Ceiling Fans

Posted by Benjamin

Hercules Ceiling Fan with Metal Blades

In recent years ceiling fans have evolved to compliment everyones taste in design with a wide variety of colours, blade styles and finishes. The ceiling fan is no longer relegated to being an ugly but functional part of your home decor and can now be a feature in itself.

In function Ceiling Fans increase airflow in a room creating a fresh feel, and suiting those who prefer to open up their windows and their home in summer. In Winter any fan can be reversed pushing warm air that is trapped up at the ceiling back down to the floor, requiring less heating in a space.

Types of Fan Motors

Bahama Fan Range

AC is the older technology used in Fan Motors, the motors usually come with a 3 or 5 speed wall controller and optional remote control. AC fans do have a reverse function but that is normally a switch on the body that you need to physically flick to swap the fan between summer and winter modes.

DC fan motors are the more modern technology, DC motors are quieter (virtually silent) and consume less power to run (usually around 60% of the power of an AC motor). DC fans typically come with a 5 or 6 speed remote control that includes the reverse function on the remote.

Types of Fan Blades

In the past their were two main types of fan blade, wood or metal. Wood fan blades are quieter and recommended for bedrooms, while metal blades can be formed to push more air and though they are noisier can be used in living spaces and commercial spaces. Often wider span fans will have metal blades.

Recently some manufacturers have started to use ABS plastic blades, this brings the best of both worlds to standard sized fans, they are moulded to shape to more efficiently move air, yet still very quieter than wood blades.

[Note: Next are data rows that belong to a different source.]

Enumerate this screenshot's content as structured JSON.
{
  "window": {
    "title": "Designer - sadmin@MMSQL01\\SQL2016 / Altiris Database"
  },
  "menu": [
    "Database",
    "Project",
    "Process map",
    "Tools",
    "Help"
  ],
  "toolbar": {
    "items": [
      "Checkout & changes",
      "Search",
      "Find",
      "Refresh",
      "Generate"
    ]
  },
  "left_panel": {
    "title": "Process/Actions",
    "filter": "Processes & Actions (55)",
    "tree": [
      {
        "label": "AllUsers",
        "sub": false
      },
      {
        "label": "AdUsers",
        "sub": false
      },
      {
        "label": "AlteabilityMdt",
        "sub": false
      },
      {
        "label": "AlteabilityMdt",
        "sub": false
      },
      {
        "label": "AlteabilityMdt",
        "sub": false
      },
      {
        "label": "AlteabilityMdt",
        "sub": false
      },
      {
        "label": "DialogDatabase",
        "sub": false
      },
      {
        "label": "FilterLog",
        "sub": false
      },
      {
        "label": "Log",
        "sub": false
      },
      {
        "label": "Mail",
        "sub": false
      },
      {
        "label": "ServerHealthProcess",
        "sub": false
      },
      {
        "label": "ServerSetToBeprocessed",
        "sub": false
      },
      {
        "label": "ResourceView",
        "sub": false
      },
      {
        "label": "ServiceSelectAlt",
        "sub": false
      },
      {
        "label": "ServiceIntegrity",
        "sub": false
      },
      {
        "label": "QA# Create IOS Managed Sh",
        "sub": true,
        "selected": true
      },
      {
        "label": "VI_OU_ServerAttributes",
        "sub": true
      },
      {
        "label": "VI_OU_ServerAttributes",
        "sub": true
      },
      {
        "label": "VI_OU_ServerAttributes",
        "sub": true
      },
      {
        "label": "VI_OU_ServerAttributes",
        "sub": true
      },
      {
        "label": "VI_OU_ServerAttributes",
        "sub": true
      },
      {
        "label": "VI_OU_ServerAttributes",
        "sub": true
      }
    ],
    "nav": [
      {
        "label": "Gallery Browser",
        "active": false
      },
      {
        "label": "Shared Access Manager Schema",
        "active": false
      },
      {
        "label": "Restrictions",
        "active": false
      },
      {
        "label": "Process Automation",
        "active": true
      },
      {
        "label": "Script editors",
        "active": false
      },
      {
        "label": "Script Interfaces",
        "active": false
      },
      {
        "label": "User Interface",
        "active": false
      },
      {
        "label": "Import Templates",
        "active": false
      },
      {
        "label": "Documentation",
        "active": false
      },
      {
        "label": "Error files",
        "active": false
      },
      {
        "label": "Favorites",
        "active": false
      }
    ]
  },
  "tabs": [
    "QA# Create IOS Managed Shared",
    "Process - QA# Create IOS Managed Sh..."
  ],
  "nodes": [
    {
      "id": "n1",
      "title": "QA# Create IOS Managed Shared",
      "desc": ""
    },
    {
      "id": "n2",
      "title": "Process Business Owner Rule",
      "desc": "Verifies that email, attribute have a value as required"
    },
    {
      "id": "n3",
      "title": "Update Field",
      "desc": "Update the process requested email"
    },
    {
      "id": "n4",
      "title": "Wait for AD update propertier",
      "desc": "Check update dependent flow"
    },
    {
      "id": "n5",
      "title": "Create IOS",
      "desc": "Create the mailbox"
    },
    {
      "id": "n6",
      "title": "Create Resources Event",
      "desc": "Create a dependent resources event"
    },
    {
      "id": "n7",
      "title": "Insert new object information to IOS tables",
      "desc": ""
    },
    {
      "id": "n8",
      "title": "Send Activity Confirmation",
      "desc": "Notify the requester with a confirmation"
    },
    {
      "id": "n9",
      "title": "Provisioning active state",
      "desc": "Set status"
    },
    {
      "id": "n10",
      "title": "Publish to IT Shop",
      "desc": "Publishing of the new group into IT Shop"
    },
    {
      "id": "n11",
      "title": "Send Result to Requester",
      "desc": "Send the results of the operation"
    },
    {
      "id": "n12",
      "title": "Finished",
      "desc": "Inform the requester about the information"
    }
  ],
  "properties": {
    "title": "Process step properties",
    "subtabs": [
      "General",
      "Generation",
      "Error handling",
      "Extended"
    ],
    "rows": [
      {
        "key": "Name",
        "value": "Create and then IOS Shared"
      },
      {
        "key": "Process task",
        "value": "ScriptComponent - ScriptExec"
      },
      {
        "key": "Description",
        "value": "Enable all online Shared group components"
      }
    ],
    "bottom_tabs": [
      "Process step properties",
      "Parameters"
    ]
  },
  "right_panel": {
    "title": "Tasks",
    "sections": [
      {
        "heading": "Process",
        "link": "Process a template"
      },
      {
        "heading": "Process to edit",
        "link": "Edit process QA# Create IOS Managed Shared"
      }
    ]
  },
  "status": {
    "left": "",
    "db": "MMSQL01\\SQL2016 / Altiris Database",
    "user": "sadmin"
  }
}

The upshot of this? in the home you should look to ABS or wood bladed fans in areas where noise is an issue (bedrooms), steel bladed fans should only be used in noisy parts of the home and when the fan suits your decor.

Sizing and Mounting your Fan

aviator 6 blade ceiling fan

Sizing a fan is a very important consideration for customers, but placement and airflow are often overlooked. There is no strict best size of ceiling fan for a room but we do have some handy tips to help you find the right size of fan and place it correctly.

This chart gives some approximate fan diameters to get you started, but always remember an oversized fan will cool even more of the room and be visually striking, the only rule we follow at all times is to keep any fan at least 750mm-1000mm away from the walls of the room.

Room Size
(Square meters)
Room Type Fan Diameter
Up to 16m2 Kitchens, Dining Rooms, Dens, Patios Up to 48” Fans
12m2 - 30m2 Master Bedrooms, Family Rooms, TV Rooms, Small Garages, Gazebos 48 - 56” Fans
(1220mm - 1420mm)
28m2 - 40m2 Open Floor Plans, Large Family Rooms 56 - 66” Fans
(1420mm - 1680mm)
40m2+ Great Rooms, Large Garages, Basements, and Open Floor Plans 66”+ Fans (1680mm+)

  • Room size is the width multiplied by the length
  • Living Rooms, Family Rooms and Master bedrooms need a 1320mm or larger fan to generate enough airflow
  • For long rooms, multiple fans is the best way to go
  • Some fans are available for exterior use, ensure that the fan is located 1.5m from the edge of the roof so it is not exposed to direct rain

Who does my Ceiling Fan cool the most?

The main cooling effect of a fan is directly below it, there is a sharp drop off in cooling effect from about 750mm from the side of the fan. If you have a wide area of seating in a room consider using an oversized fan to properly cool the areas of highest use in the room.

Often the seating area will be off to the side of the centre of the room, in this case, you should use as large a fan as you can handle or offset the fan above the seating area to maximise the cooling. From a design perspective offsetting the fan can also help create zones in a large open plan space.

Smaller fans are most helpful if they are correctly placed, so in a large bedroom, you could opt for a 52” fan that is placed directly over the bed.

Fan Diameter and Airflow

Different fans move at different speeds, many larger fans are what we call High Volume Low Speed (HVLS) fans and are designed to run at a low speed (RPM) yet still push a large volume of air. This will mean at low speeds the cooling effect or airflow is lower but if these larger fans (usually 66” - 1680mm diameter or larger) were to run at a higher RPM it would be overwhelming.

The upshot is that the fan has a slower swooping motion, which is similar to what you would expect from fans in industrial or commercial spaces.

Ceiling Height Is Important

tempest ceiling fan with light

The ceiling height doesn’t impact airflow too much just the type of fan you can select as, for safety, a fan should never hang below 2100mm from the floor. This prohibits a lot of fans being used on a 2.4m high ceiling. Once your ceiling gets above 2.7m high you should also use a downrod with the fan to bring the fan down to 2100-2300mm from the floor to maximise the cooling effect.

One last note on angled ceilings

Most fans have a ball-joint built into the base so that they can work on an angled ceiling, but the degree of pitch varies drastically from model to model. Once you have narrowed your fan selection make sure the fans will work with the angle of pitch of your ceiling or else you will need to get a block made to compensate.